Marvel Comics' vice president of sales David Gabriel recently claimed that the outlet's conscious inclusion of more diverse characters is "killing sales."
Talking at the latest Marvel retailer summit on 30 March, he said: "What we heard was that people didn't want any more diversity. That's what we heard, whether we believe that or not. Any character that was diverse, any character that was new, our female characters, anything that was not a core Marvel character... people were turning their nose up."
While there's no denying stone-cold figures – if the company's sales numbers are going down, could it be that Marvel bosses are interpreting the decrease (and the subsequent feedback) inaccurately?
Taking a quick look at Twitter, it appears that most readers' do not actually have a problem with diverse characters, just the lax way in which they are included in the comic books.
Over the past few years, Marvel has introduced a fair number of diverse characters. These include a female Thor, a mixed race Spider-Man (Miles Morales), a Pakistani American (Ms Marvel) and a black female teenager, Riri Williams, who recently adopted the Iron Man mantle. In 2015, X-Men's Iceman also came out as gay.
You don't need to be a hardcore superhero fan to realise all of those characters have something in common; they've all been established within Marvel Comics for decades and dedicated fans feel a little protective over the originals.
We're talking fiction at the end of the day and therefore characters can be subject to change. Seeing as some superheroes have had different alter-egos, it makes sense they might have alternative backgrounds, race or sexuality at some points along the way.
But with so much universe to explore, is it too much to ask that Marvel writers create brand new characters that are 'diverse' and give them the depth and backstories they deserve, rather than throwing them in – attached to and somewhat cushioned by a pre-existing popular superhero – just so they can fulfil diversity quotas?
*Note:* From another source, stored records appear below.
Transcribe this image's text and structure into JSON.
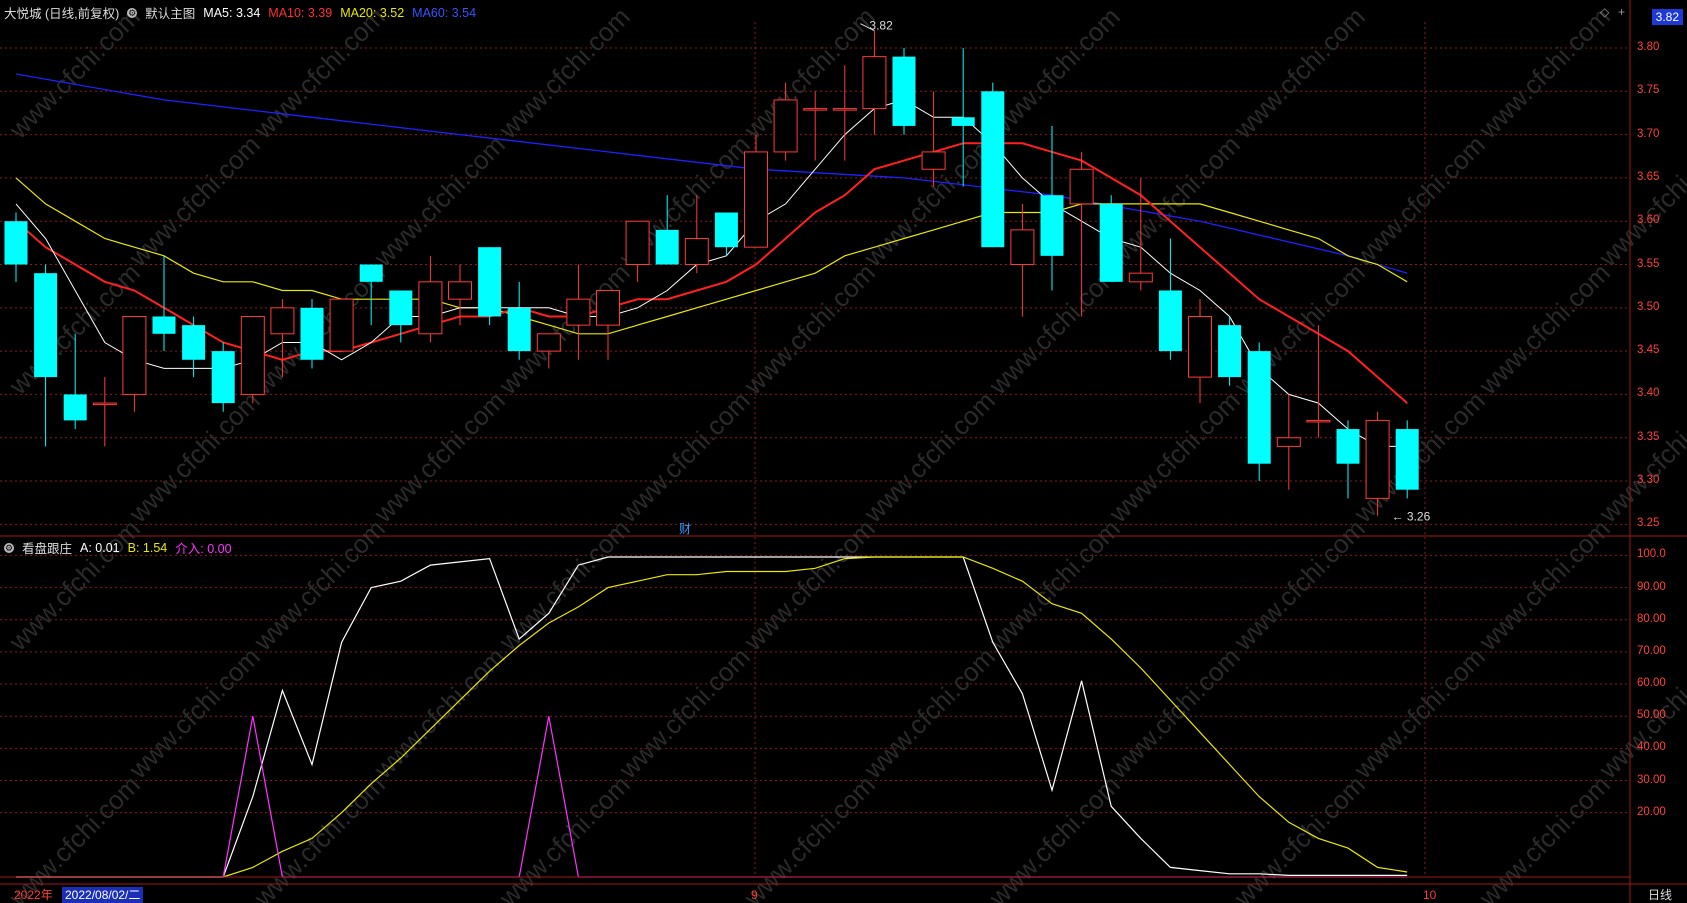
{
  "header": {
    "stock": "大悦城 (日线,前复权)",
    "main_chart_label": "默认主图",
    "ma5": "MA5: 3.34",
    "ma10": "MA10: 3.39",
    "ma20": "MA20: 3.52",
    "ma60": "MA60: 3.54"
  },
  "sub_header": {
    "name": "看盘跟庄",
    "a": "A: 0.01",
    "b": "B: 1.54",
    "jieru": "介入: 0.00"
  },
  "current_price": "3.82",
  "marks": {
    "high_label": "3.82",
    "low_label": "3.26",
    "fin_marker": "财"
  },
  "bottom": {
    "year": "2022年",
    "date": "2022/08/02/二",
    "month_9": "9",
    "month_10": "10",
    "period": "日线"
  },
  "colors": {
    "up": "#ff3b3b",
    "down": "#00ffff",
    "ma5": "#ffffff",
    "ma10": "#ff2020",
    "ma20": "#e8e800",
    "ma60": "#2020ff",
    "grid": "#8b1a1a",
    "jieru": "#ff33ff"
  },
  "chart_data": [
    {
      "type": "candlestick",
      "ylim": [
        3.24,
        3.83
      ],
      "yticks": [
        "3.80",
        "3.75",
        "3.70",
        "3.65",
        "3.60",
        "3.55",
        "3.50",
        "3.45",
        "3.40",
        "3.35",
        "3.30",
        "3.25"
      ],
      "candles": [
        {
          "o": 3.6,
          "h": 3.61,
          "l": 3.53,
          "c": 3.55
        },
        {
          "o": 3.54,
          "h": 3.55,
          "l": 3.34,
          "c": 3.42
        },
        {
          "o": 3.4,
          "h": 3.47,
          "l": 3.36,
          "c": 3.37
        },
        {
          "o": 3.39,
          "h": 3.42,
          "l": 3.34,
          "c": 3.39
        },
        {
          "o": 3.4,
          "h": 3.49,
          "l": 3.38,
          "c": 3.49
        },
        {
          "o": 3.49,
          "h": 3.56,
          "l": 3.45,
          "c": 3.47
        },
        {
          "o": 3.48,
          "h": 3.49,
          "l": 3.42,
          "c": 3.44
        },
        {
          "o": 3.45,
          "h": 3.46,
          "l": 3.38,
          "c": 3.39
        },
        {
          "o": 3.4,
          "h": 3.49,
          "l": 3.39,
          "c": 3.49
        },
        {
          "o": 3.47,
          "h": 3.51,
          "l": 3.42,
          "c": 3.5
        },
        {
          "o": 3.5,
          "h": 3.51,
          "l": 3.43,
          "c": 3.44
        },
        {
          "o": 3.45,
          "h": 3.51,
          "l": 3.45,
          "c": 3.51
        },
        {
          "o": 3.55,
          "h": 3.55,
          "l": 3.48,
          "c": 3.53
        },
        {
          "o": 3.52,
          "h": 3.52,
          "l": 3.46,
          "c": 3.48
        },
        {
          "o": 3.47,
          "h": 3.56,
          "l": 3.46,
          "c": 3.53
        },
        {
          "o": 3.51,
          "h": 3.55,
          "l": 3.48,
          "c": 3.53
        },
        {
          "o": 3.57,
          "h": 3.57,
          "l": 3.48,
          "c": 3.49
        },
        {
          "o": 3.5,
          "h": 3.53,
          "l": 3.44,
          "c": 3.45
        },
        {
          "o": 3.45,
          "h": 3.47,
          "l": 3.43,
          "c": 3.47
        },
        {
          "o": 3.48,
          "h": 3.55,
          "l": 3.44,
          "c": 3.51
        },
        {
          "o": 3.48,
          "h": 3.51,
          "l": 3.44,
          "c": 3.52
        },
        {
          "o": 3.55,
          "h": 3.6,
          "l": 3.53,
          "c": 3.6
        },
        {
          "o": 3.59,
          "h": 3.63,
          "l": 3.55,
          "c": 3.55
        },
        {
          "o": 3.55,
          "h": 3.63,
          "l": 3.54,
          "c": 3.58
        },
        {
          "o": 3.61,
          "h": 3.61,
          "l": 3.56,
          "c": 3.57
        },
        {
          "o": 3.57,
          "h": 3.7,
          "l": 3.57,
          "c": 3.68
        },
        {
          "o": 3.68,
          "h": 3.76,
          "l": 3.67,
          "c": 3.74
        },
        {
          "o": 3.73,
          "h": 3.75,
          "l": 3.67,
          "c": 3.73
        },
        {
          "o": 3.73,
          "h": 3.78,
          "l": 3.67,
          "c": 3.73
        },
        {
          "o": 3.73,
          "h": 3.82,
          "l": 3.7,
          "c": 3.79
        },
        {
          "o": 3.79,
          "h": 3.8,
          "l": 3.7,
          "c": 3.71
        },
        {
          "o": 3.66,
          "h": 3.75,
          "l": 3.64,
          "c": 3.68
        },
        {
          "o": 3.72,
          "h": 3.8,
          "l": 3.64,
          "c": 3.71
        },
        {
          "o": 3.75,
          "h": 3.76,
          "l": 3.57,
          "c": 3.57
        },
        {
          "o": 3.55,
          "h": 3.62,
          "l": 3.49,
          "c": 3.59
        },
        {
          "o": 3.63,
          "h": 3.71,
          "l": 3.52,
          "c": 3.56
        },
        {
          "o": 3.62,
          "h": 3.68,
          "l": 3.49,
          "c": 3.66
        },
        {
          "o": 3.62,
          "h": 3.63,
          "l": 3.53,
          "c": 3.53
        },
        {
          "o": 3.53,
          "h": 3.65,
          "l": 3.52,
          "c": 3.54
        },
        {
          "o": 3.52,
          "h": 3.58,
          "l": 3.44,
          "c": 3.45
        },
        {
          "o": 3.42,
          "h": 3.51,
          "l": 3.39,
          "c": 3.49
        },
        {
          "o": 3.48,
          "h": 3.49,
          "l": 3.41,
          "c": 3.42
        },
        {
          "o": 3.45,
          "h": 3.46,
          "l": 3.3,
          "c": 3.32
        },
        {
          "o": 3.34,
          "h": 3.4,
          "l": 3.29,
          "c": 3.35
        },
        {
          "o": 3.37,
          "h": 3.48,
          "l": 3.35,
          "c": 3.37
        },
        {
          "o": 3.36,
          "h": 3.37,
          "l": 3.28,
          "c": 3.32
        },
        {
          "o": 3.28,
          "h": 3.38,
          "l": 3.26,
          "c": 3.37
        },
        {
          "o": 3.36,
          "h": 3.37,
          "l": 3.28,
          "c": 3.29
        }
      ],
      "ma5": [
        3.62,
        3.58,
        3.52,
        3.46,
        3.44,
        3.43,
        3.43,
        3.43,
        3.44,
        3.46,
        3.46,
        3.44,
        3.46,
        3.49,
        3.49,
        3.5,
        3.5,
        3.5,
        3.5,
        3.49,
        3.49,
        3.5,
        3.52,
        3.55,
        3.56,
        3.6,
        3.62,
        3.66,
        3.7,
        3.73,
        3.74,
        3.72,
        3.72,
        3.69,
        3.65,
        3.62,
        3.6,
        3.58,
        3.57,
        3.54,
        3.52,
        3.49,
        3.43,
        3.4,
        3.39,
        3.36,
        3.34,
        3.34
      ],
      "ma10": [
        3.6,
        3.57,
        3.55,
        3.53,
        3.52,
        3.5,
        3.48,
        3.46,
        3.45,
        3.44,
        3.45,
        3.45,
        3.46,
        3.47,
        3.48,
        3.49,
        3.49,
        3.5,
        3.49,
        3.49,
        3.5,
        3.51,
        3.51,
        3.52,
        3.53,
        3.55,
        3.58,
        3.61,
        3.63,
        3.66,
        3.67,
        3.68,
        3.69,
        3.69,
        3.69,
        3.68,
        3.67,
        3.65,
        3.63,
        3.6,
        3.57,
        3.54,
        3.51,
        3.49,
        3.47,
        3.45,
        3.42,
        3.39
      ],
      "ma20": [
        3.65,
        3.62,
        3.6,
        3.58,
        3.57,
        3.56,
        3.54,
        3.53,
        3.53,
        3.52,
        3.52,
        3.51,
        3.51,
        3.51,
        3.51,
        3.5,
        3.5,
        3.49,
        3.48,
        3.47,
        3.47,
        3.48,
        3.49,
        3.5,
        3.51,
        3.52,
        3.53,
        3.54,
        3.56,
        3.57,
        3.58,
        3.59,
        3.6,
        3.61,
        3.61,
        3.61,
        3.62,
        3.62,
        3.62,
        3.62,
        3.62,
        3.61,
        3.6,
        3.59,
        3.58,
        3.56,
        3.55,
        3.53
      ],
      "ma60": [
        {
          "i": 0,
          "v": 3.77
        },
        {
          "i": 5,
          "v": 3.74
        },
        {
          "i": 10,
          "v": 3.72
        },
        {
          "i": 15,
          "v": 3.7
        },
        {
          "i": 20,
          "v": 3.68
        },
        {
          "i": 25,
          "v": 3.66
        },
        {
          "i": 30,
          "v": 3.65
        },
        {
          "i": 35,
          "v": 3.63
        },
        {
          "i": 40,
          "v": 3.6
        },
        {
          "i": 45,
          "v": 3.56
        },
        {
          "i": 47,
          "v": 3.54
        }
      ]
    },
    {
      "type": "line",
      "title": "看盘跟庄",
      "ylim": [
        0,
        102
      ],
      "yticks": [
        "100.0",
        "90.00",
        "80.00",
        "70.00",
        "60.00",
        "50.00",
        "40.00",
        "30.00",
        "20.00"
      ],
      "series": [
        {
          "name": "A",
          "values": [
            0,
            0,
            0,
            0,
            0,
            0,
            0,
            0,
            25,
            58,
            35,
            73,
            90,
            92,
            97,
            98,
            99,
            74,
            82,
            97,
            99.5,
            99.5,
            99.5,
            99.5,
            99.5,
            99.5,
            99.5,
            99.5,
            99.5,
            99.5,
            99.5,
            99.5,
            99.5,
            73,
            57,
            27,
            61,
            22,
            12,
            3,
            2,
            1,
            1,
            0.5,
            0.5,
            0.5,
            0.5,
            0.5
          ]
        },
        {
          "name": "B",
          "values": [
            0,
            0,
            0,
            0,
            0,
            0,
            0,
            0,
            3,
            8,
            12,
            20,
            29,
            37,
            46,
            55,
            64,
            72,
            79,
            84,
            90,
            92,
            94,
            94,
            95,
            95,
            95,
            96,
            99,
            99.5,
            99.5,
            99.5,
            99.5,
            96,
            92,
            85,
            82,
            74,
            65,
            55,
            45,
            35,
            25,
            17,
            12,
            9,
            3,
            1.54
          ]
        },
        {
          "name": "介入",
          "values": [
            0,
            0,
            0,
            0,
            0,
            0,
            0,
            0,
            50,
            0,
            0,
            0,
            0,
            0,
            0,
            0,
            0,
            0,
            50,
            0,
            0,
            0,
            0,
            0,
            0,
            0,
            0,
            0,
            0,
            0,
            0,
            0,
            0,
            0,
            0,
            0,
            0,
            0,
            0,
            0,
            0,
            0,
            0,
            0,
            0,
            0,
            0,
            0
          ]
        }
      ]
    }
  ]
}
Some would argue that any representation is better than none, but when the inclusion of a character doesn't feel genuine in terms of ongoing storyline, then that may not be the case. When it comes across as 'token', it doesn't feel like a victory to minorities, more like a cop-out.
A similar argument can apply to the big screen too. In recent months, Disney's Beauty and the Beast and Lionsgate's Power Rangers reboot were lauded for including LGBT characters prior to their respective releases. But when the movies actually came out in cinemas, viewers – and in particular, gay fans – realised that such themes had been massively oversold during promotion.
In the former, the film's 'gay' character LeFou shared a three-second dance with another male character (and looked pretty happy about it), meanwhile, Power Rangers' Trini (Becky G) was [sort of] asked whether she was "having girlfriend problems." A question she doesn't actually answer. Hardly break-the-gay-glass-ceiling moments. In fact, it would be fair to assume that most audience members wouldn't have even registered them.
OK, so they are steps in the right direction... but it's not enough. Especially when it comes to huge companies like Marvel that are in a financial position to take such 'risks' and make a big difference to society. In fairness, it's the movies that make the big bucks for Marvel, but then again films are trickier – they don't usually introduce never-before-seen heroes to the MCU and it would seem out of place if they did. But the comics, they can! We need new female superheroes, new black protagonists and unquestionably LGBT characters. Emphasis on the new. Reinvention doesn't really cut it anymore, it's time for bolder moves.
"Let me be clear, our new heroes are not going anywhere. We are proud and excited to keep introducing unique characters that reflect new voices and new experiences into the Marvel universe," Gabriel concluded at the summit. Let's just hope that they start toying with the idea of creating fresh figures that minorities can identify with too instead of 'softening the blow' by calling them the new Thor or Spider-Man.